What is $ [H^+] $ in mol/L of a solution that is $0.20 \,M$ in $ CH_3COONa $ and $0.10 \,M$ in $ CH_3COOH $ ? $ (K_a\, \, for\, \, CH_3COOH = 1.8 \times 10^{-5}) $

• A. $ 3.5 \times 10^{-4} $
• B. $ 1.1 \times 10^{-5} $
• C. $ 1.8 \times 10^{-5} $
• D. $ 9.0 \times 10^{-6} $

Answer 1

The Correct Option is D

To find the concentration of hydrogen ions $[H^+]$ in a solution of acetic acid (CH_3COOH) and sodium acetate (CH_3COONa), we need to consider the solution as a buffer system.

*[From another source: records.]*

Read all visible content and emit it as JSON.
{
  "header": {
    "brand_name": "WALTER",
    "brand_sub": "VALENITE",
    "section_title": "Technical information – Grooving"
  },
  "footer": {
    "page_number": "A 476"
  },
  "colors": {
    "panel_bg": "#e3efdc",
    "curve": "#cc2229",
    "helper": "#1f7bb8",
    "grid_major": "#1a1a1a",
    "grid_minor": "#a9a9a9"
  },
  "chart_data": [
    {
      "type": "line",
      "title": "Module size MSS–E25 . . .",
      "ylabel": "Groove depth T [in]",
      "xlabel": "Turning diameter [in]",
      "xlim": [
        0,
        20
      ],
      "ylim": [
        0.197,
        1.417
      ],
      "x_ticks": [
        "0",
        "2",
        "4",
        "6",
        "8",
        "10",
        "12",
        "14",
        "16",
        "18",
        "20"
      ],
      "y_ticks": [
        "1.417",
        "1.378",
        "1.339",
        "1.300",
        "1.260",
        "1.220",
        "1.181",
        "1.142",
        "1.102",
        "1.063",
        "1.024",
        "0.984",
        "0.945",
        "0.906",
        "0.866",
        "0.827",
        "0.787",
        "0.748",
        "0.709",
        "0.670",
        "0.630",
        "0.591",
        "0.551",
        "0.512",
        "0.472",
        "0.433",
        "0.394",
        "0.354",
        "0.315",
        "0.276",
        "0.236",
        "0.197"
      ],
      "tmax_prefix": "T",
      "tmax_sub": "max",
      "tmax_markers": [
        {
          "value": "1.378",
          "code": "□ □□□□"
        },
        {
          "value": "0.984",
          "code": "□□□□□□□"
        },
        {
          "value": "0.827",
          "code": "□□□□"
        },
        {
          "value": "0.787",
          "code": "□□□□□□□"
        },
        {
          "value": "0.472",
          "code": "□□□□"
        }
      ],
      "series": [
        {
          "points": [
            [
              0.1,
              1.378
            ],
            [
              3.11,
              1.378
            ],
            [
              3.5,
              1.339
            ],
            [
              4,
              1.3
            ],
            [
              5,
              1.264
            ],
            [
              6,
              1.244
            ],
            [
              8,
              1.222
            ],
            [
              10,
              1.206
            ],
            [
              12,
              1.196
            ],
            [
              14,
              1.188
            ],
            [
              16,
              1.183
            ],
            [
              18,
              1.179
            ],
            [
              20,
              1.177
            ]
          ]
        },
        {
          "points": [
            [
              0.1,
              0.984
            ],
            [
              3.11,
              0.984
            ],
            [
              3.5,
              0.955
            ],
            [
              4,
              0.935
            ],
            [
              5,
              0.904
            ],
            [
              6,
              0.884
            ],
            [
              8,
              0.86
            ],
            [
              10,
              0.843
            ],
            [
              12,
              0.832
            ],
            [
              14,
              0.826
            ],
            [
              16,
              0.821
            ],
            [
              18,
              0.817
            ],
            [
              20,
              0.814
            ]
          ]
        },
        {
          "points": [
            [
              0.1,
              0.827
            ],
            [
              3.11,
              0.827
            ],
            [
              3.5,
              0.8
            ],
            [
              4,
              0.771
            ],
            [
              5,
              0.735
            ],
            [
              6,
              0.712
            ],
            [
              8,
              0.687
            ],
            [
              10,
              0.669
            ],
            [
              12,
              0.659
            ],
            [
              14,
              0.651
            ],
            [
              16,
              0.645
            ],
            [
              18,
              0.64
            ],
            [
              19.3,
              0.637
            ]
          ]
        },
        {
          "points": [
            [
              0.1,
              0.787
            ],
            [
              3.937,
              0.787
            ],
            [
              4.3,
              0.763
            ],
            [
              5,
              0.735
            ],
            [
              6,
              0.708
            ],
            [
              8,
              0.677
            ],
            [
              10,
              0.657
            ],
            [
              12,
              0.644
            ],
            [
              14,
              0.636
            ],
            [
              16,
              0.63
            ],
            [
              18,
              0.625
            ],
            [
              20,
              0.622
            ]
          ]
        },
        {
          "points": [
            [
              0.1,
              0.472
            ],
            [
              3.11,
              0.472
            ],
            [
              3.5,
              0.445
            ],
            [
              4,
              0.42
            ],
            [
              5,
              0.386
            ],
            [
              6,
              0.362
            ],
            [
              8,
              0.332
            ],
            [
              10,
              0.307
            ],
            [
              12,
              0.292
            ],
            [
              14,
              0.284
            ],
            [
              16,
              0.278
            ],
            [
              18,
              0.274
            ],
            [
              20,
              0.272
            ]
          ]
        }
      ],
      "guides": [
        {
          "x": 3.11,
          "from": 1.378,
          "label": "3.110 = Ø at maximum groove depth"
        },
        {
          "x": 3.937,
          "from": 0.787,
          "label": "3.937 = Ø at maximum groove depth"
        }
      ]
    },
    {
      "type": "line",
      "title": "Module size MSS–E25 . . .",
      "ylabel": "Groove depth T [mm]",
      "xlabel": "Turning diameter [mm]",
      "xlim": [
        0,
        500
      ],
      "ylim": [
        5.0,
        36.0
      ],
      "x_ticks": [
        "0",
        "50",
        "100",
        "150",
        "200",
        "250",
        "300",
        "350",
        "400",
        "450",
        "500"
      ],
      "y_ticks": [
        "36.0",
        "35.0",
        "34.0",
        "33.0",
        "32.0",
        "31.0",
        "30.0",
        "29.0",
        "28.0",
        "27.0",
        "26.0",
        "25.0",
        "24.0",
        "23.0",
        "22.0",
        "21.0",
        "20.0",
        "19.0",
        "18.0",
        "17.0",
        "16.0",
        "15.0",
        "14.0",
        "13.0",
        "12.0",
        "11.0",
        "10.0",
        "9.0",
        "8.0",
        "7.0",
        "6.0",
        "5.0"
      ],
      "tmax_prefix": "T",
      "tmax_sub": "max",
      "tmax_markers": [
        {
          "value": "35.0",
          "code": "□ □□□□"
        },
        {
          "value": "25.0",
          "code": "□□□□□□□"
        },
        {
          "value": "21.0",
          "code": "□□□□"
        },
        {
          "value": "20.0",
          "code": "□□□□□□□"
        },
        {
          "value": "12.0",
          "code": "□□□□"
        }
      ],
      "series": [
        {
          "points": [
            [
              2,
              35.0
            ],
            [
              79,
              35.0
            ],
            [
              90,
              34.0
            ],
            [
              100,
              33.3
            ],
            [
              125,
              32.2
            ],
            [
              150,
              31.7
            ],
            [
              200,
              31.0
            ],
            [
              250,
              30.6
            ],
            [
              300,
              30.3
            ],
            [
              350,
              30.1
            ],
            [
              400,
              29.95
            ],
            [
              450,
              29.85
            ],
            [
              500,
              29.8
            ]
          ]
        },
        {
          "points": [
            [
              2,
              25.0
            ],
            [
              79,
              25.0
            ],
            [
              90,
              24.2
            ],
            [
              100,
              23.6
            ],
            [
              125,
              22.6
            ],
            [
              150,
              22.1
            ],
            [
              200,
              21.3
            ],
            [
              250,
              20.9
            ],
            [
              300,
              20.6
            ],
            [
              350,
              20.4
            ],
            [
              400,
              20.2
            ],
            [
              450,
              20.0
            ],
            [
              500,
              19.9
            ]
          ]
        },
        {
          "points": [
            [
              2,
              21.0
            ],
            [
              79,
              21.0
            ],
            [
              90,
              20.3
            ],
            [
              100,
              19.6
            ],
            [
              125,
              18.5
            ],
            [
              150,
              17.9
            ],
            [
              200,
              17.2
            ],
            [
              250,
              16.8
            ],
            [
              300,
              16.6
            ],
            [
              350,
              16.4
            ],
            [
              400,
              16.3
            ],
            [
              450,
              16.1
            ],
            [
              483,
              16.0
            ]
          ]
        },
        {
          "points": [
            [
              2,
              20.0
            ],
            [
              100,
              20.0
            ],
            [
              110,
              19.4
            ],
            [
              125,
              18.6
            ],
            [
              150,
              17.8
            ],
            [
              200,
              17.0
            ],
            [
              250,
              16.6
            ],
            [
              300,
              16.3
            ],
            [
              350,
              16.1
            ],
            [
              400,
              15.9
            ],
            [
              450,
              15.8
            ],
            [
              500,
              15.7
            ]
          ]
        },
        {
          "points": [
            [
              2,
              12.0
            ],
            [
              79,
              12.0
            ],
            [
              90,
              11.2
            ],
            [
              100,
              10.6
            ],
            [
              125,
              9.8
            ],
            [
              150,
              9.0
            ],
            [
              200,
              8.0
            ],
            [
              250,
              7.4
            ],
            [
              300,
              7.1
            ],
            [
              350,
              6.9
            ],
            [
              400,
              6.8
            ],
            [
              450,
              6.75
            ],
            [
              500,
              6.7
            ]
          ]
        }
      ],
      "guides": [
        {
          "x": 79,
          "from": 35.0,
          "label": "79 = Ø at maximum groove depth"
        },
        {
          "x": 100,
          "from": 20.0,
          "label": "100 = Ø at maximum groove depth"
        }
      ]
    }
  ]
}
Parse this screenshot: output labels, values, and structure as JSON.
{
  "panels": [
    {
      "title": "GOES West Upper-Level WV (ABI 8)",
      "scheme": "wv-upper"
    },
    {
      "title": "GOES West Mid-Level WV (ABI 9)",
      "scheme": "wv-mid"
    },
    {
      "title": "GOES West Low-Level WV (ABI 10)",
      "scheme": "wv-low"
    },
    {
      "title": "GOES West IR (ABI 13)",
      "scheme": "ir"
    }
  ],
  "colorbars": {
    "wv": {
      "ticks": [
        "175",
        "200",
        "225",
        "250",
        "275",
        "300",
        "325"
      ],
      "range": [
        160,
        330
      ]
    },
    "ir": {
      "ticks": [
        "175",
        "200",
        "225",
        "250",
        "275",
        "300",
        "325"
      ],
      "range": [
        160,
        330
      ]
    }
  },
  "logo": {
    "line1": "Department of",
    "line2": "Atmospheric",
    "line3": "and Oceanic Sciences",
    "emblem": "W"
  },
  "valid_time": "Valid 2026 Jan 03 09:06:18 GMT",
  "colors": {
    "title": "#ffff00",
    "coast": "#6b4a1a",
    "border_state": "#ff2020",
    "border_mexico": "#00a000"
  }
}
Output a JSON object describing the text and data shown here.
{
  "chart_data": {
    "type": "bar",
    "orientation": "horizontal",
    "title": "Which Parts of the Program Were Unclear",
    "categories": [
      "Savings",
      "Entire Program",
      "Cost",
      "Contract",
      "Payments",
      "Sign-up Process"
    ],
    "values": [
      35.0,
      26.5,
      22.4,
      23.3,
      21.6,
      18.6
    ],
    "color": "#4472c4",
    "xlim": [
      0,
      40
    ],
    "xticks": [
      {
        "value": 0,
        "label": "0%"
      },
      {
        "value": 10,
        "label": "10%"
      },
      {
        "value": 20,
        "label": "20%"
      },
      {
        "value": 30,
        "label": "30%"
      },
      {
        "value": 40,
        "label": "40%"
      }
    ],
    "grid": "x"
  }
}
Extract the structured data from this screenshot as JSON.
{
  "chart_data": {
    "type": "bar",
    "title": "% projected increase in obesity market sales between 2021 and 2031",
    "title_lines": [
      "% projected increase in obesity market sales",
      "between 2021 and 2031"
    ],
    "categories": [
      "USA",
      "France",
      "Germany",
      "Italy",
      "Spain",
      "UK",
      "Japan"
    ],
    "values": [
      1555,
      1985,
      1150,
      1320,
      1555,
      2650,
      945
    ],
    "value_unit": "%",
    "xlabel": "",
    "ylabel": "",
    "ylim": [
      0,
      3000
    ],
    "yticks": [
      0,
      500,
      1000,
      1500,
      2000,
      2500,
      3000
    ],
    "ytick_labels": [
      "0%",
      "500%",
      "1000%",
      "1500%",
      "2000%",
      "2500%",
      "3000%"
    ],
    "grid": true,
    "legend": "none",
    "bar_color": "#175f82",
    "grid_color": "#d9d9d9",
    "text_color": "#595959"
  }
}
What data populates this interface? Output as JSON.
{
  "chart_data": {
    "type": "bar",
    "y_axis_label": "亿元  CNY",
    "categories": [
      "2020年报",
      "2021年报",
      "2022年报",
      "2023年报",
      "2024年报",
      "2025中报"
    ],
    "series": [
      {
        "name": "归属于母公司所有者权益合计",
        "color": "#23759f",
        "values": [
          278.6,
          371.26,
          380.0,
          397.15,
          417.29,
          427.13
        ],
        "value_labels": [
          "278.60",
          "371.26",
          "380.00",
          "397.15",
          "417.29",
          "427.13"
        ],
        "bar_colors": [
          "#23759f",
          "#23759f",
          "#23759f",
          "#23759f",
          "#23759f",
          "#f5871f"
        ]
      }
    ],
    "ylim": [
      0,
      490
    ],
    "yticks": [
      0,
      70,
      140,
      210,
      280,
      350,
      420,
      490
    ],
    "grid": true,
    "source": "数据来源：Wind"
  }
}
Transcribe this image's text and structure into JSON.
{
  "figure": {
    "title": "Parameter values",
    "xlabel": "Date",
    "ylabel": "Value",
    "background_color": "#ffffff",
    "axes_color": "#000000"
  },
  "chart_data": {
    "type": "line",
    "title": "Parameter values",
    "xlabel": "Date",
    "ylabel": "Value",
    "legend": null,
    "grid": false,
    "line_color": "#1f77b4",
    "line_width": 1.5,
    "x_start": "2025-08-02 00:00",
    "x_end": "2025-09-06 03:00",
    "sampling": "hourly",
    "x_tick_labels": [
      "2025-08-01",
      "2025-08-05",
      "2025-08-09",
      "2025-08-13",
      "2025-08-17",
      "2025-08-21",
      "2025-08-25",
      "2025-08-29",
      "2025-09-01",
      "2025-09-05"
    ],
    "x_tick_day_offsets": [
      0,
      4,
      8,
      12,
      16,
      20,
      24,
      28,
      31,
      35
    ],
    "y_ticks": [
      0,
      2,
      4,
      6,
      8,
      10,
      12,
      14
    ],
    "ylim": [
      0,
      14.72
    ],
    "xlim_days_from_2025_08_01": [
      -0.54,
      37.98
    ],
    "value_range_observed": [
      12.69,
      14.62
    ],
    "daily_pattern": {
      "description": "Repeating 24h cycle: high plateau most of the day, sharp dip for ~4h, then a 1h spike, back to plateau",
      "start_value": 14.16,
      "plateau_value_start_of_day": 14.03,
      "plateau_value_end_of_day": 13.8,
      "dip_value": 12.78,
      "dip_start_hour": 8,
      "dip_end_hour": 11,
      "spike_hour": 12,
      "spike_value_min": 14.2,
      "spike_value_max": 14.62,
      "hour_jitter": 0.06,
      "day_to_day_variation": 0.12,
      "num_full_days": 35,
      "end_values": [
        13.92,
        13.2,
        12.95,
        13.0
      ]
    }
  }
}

A buffer solution is a mixture of a weak acid and its conjugate base and can maintain pH upon addition of small amounts of acid or base.

In this problem, we're given:

• Concentration of acetic acid, $[CH_3COOH] = 0.10 \, M
• Concentration of sodium acetate, $[CH_3COONa] = 0.20 \, M
• Acid dissociation constant for acetic acid, $K_a = 1.8 \times 10^{-5}$

The equilibrium equation for acetic acid dissociation is:

CH_3COOH \leftrightarrow H^+ + CH_3COO^-

According to the Henderson-Hasselbalch equation, the pH of a buffer solution can be determined by:

pH = pK_a + \log\left(\frac{[A^-]}{[HA]}\right)

where:

• $[A^-]$ is the concentration of the conjugate base, $[CH_3COO^-] = 0.20 \, M$
• $[HA]$ is the concentration of the weak acid, $[CH_3COOH] = 0.10 \, M$
• $pK_a = -\log K_a = -\log(1.8 \times 10^{-5}) \approx 4.74$

Substituting into the equation:

pH = 4.74 + \log\left(\frac{0.20}{0.10}\right) = 4.74 + \log(2)

We know log(2) \approx 0.30, so:

pH = 4.74 + 0.30 = 5.04

Now, to find $[H^+], we use the relation:

pH = -\log [H^+], which implies [H^+] = 10^{-pH}

So the concentration of hydrogen ions is:

[H^+] = 10^{-5.04} \approx 9.0 \times 10^{-6} \, M

Therefore, the correct answer is $9.0 \times 10^{-6}$, which matches the provided correct option.